Una collega dava lezioni di Italiano ed Inglese.

A fine anno, documentó tutto il lavoro fatto e lo presentó al Provveditore Tortorici di Udine, comprovando l’esigenza di una scuola professionale, Post-elementare, a S.Pietro. La richiesta venne accolta e sorse il primo nucleo della Scuola Professionale di Stato di S.Pietro al Natisone.



Nel 1976, durante il terremoto del Friuli, reagisce al disorientamento legislativo del momento ed all’imperversare delle demolizioni “facili”, contattando di persona l' Istituto ZRMK di Lubiana, molto noto per aver sperimentato nuove tecniche di ristrutturazione anti-sismica dopo il terremoto di Skopie e Bania Luka.

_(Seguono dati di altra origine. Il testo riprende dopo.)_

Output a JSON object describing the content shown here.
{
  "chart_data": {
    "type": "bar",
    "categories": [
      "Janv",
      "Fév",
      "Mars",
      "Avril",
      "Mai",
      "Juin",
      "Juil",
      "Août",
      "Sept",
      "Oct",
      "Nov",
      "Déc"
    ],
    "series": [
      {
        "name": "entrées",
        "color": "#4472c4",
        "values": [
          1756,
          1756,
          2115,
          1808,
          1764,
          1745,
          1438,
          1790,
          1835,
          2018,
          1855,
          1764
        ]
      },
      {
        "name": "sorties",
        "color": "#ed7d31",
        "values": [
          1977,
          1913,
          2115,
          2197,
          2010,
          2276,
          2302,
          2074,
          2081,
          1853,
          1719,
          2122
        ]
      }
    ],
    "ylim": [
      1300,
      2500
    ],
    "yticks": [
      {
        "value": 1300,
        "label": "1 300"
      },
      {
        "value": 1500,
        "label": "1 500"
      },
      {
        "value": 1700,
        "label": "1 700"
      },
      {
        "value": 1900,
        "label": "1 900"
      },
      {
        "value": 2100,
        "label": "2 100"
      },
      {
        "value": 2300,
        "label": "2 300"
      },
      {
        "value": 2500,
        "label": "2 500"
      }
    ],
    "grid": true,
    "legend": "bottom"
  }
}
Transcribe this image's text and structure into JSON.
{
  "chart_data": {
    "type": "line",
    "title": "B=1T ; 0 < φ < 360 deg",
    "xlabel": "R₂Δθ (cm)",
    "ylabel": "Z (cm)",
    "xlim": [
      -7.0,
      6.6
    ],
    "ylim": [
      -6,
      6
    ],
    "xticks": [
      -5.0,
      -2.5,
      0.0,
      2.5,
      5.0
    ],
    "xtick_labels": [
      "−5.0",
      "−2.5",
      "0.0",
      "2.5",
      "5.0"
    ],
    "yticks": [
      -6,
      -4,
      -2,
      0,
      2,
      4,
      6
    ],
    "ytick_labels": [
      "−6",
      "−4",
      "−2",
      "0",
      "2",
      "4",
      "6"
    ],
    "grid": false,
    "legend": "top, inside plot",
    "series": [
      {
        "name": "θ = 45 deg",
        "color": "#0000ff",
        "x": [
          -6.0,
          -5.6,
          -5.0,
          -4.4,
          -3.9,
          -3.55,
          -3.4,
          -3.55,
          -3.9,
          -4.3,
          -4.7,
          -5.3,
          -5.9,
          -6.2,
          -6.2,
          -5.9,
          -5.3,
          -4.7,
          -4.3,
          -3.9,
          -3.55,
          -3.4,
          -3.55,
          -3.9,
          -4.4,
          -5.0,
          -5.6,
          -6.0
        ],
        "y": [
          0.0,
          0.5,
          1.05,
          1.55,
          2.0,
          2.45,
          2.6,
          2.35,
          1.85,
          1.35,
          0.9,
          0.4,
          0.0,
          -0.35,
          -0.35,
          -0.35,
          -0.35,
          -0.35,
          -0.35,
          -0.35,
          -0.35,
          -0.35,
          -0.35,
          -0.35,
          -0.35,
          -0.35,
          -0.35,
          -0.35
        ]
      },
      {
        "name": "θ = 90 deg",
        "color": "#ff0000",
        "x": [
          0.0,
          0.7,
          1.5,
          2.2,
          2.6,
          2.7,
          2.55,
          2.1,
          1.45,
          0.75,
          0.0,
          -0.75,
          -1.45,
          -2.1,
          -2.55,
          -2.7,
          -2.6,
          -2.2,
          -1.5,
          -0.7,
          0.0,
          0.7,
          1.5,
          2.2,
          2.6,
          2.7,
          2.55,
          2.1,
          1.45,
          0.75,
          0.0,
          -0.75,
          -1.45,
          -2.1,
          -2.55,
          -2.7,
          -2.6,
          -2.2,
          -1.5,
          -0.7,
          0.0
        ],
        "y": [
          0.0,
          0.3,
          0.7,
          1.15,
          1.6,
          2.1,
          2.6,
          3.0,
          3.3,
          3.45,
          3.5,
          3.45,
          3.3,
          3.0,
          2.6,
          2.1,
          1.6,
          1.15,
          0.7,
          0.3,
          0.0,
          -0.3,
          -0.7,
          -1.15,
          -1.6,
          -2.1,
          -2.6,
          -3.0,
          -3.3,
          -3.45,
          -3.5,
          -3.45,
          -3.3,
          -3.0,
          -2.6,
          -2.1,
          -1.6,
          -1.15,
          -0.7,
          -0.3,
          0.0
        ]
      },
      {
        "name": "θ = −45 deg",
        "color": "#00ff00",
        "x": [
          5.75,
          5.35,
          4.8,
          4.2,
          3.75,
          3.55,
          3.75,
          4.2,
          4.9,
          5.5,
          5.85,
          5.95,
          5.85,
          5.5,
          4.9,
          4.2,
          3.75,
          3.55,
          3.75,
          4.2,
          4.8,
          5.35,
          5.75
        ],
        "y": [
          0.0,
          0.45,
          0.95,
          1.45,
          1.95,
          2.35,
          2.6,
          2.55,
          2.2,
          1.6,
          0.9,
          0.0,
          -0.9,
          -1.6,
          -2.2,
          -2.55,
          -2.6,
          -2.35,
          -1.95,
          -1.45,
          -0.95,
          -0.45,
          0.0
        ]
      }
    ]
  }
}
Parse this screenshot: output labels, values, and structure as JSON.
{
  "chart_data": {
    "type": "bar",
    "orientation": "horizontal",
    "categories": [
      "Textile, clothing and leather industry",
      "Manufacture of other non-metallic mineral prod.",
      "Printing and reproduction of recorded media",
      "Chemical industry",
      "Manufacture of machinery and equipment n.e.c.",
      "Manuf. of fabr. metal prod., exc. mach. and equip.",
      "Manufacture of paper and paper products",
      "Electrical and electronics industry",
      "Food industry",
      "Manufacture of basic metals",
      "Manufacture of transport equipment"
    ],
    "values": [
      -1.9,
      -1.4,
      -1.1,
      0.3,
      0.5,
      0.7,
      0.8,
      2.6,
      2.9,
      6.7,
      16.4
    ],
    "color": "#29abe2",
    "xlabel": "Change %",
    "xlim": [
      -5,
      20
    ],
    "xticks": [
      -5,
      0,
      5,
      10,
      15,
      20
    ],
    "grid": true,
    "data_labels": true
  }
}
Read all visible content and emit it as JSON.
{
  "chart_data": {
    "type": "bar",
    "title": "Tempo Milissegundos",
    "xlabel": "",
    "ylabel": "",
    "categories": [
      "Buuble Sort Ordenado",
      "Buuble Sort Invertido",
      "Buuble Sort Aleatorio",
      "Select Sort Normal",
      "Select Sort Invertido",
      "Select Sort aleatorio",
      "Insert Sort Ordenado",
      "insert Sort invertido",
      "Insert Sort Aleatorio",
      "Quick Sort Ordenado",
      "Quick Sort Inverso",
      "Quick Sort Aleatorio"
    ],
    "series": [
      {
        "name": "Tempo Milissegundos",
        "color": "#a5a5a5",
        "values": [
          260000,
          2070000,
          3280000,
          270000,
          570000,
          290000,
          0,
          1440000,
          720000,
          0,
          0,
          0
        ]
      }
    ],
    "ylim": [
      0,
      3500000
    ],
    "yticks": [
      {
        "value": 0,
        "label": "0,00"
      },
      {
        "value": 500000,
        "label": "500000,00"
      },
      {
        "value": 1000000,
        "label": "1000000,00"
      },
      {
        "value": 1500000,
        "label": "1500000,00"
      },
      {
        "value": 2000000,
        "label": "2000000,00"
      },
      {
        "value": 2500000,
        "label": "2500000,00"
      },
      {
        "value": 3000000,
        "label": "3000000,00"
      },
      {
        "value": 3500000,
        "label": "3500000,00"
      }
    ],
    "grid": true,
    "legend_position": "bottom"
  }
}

1976. I tecnici del Comune di S.Pietro al Natisone avevano deciso di abbattere la casa di Marcolin Marta e Quarina Maria Rosa, danneggiata dal sisma, localitá Goregnis, (Vernasso Sup.) con la motivazione che, trovandosi lungo la strada di passaggio, rappresentava pericolo per la collettivitá.
Il pronto e generoso intervento di Simonitti, salvó la casa: sotto le sue attente direttive venne “messa in sicurezza”. In seguito, promosse contatti con l’Istituto ZRMK, e ottenne l’aiuto solidale di un gruppo di ingegneri e muratori qualificati, di Skopie, esperti nelle nuove tecniche di ristrutturazione . La ristrutturazione fu portata a termine e gratuitamente.
Lo stesso fu fatto su una casa a Lusevera e a Clenia. Solidarietá fra i popoli. La validitá di quel metodo é ad oggi convalidata, dal fatto che passó e poi fu riconosciuta dalla stessa Regione Friuli Venezia Giulia.

Da qui partí una collaborazione fra esperti tecnici del territorio e quelli sloveni.

Di questa esperienza, Simonitti relazionó in simposi, articoli,… convegni, ed alcuni articoli apparvero sulle riviste:

“Il Punto”,” L’architetto”, “ Ricostruzione”.

La chiesetta di San BORTOLO, di Vernasso, Goregnis é stata salvata, dalla programmata demolizione post terremoto del 1976, grazie al pronto intervento di Simonitti, che ne progettó e seguí il restauro.

Una galleria, situta nella canonica di Azzida, visitabile il mercoledí, il giovedí e la domenica dalle 10.30 alle 12.30, il venerdí dalle 17.00 alle 19.30 ed il sabato dalle 10.30 alle 12.30 o dalle 17.00 alle 19.30, raccoglie diverse ed interessanti memorie del nostro architetto Simonitti.

Ad Azzida, infatti, é stata istituita la GALLERIA V. Z SIMONITTI
Scrivania con oggetti personali.

Nel 1961, l’architetto M. D’Olivo, intravvedendo le potenzialitá e capacitá di “Zac”, lo prese come socio nel suo studio di Udine.

M.D’Olivo, (Udine,1929-1991), era giá un famoso architetto” organicosperimentale”, urbanista e pittore italiano.
Una delle sue opere piú famose, in Friuli , é la Spirale, detta “La Chiocciola” di Lignano Pineta(1955), che lo scrittore Ernest Hemingway ,in quel periodo a Lignano, volle ammirare , per poi congratularsi con lui.

Altre sue opere:”Il Villaggio del Fanciullo” a Trieste;
il Restauro della Moschea di OMAR a Gerusalemme

Hemingway e D'Olivo (dx)1955 , Lignano.

Nel 1978 lo chiamó Saddam Hussein, Baghdad, per il faraonico “Monumento del Milite Ignoto”: 260m.di diametro, che ha resistito alle 2 Guerre del Golfo. Nel 2009 Udine dedicó una mostra proprio al “Milite ignoto di Baghdad” progettato e realizzato dall architetto D’Olivo.

Tanto ancora si potrebbe aggiungere per descrivere e ricordare una personalitá come quella dell' architetto Simonitti.

Concludendo, possiamo tutti concordare nel ritenere questa persona importante per la nostra comunitá: sentiamoci orgogliosi e fieri di averlo conosciuto e frequentato, grati per quello che ci ha dato in umanitá e solidarietá, in capacitá tecnica e cultura.

Meritevole di essere ricordato anche dalle generazioni future e portato ad esempio di coraggio, tenacia, generositá e come grande architetto, conosciuto anche fuori dai nostri confini, a livello professionale e culturale .

La stradina che passa davanti alla sua casa natale con il vecchio mulino ad acqua, potrebbe essere meritevolmente a lui dedicata.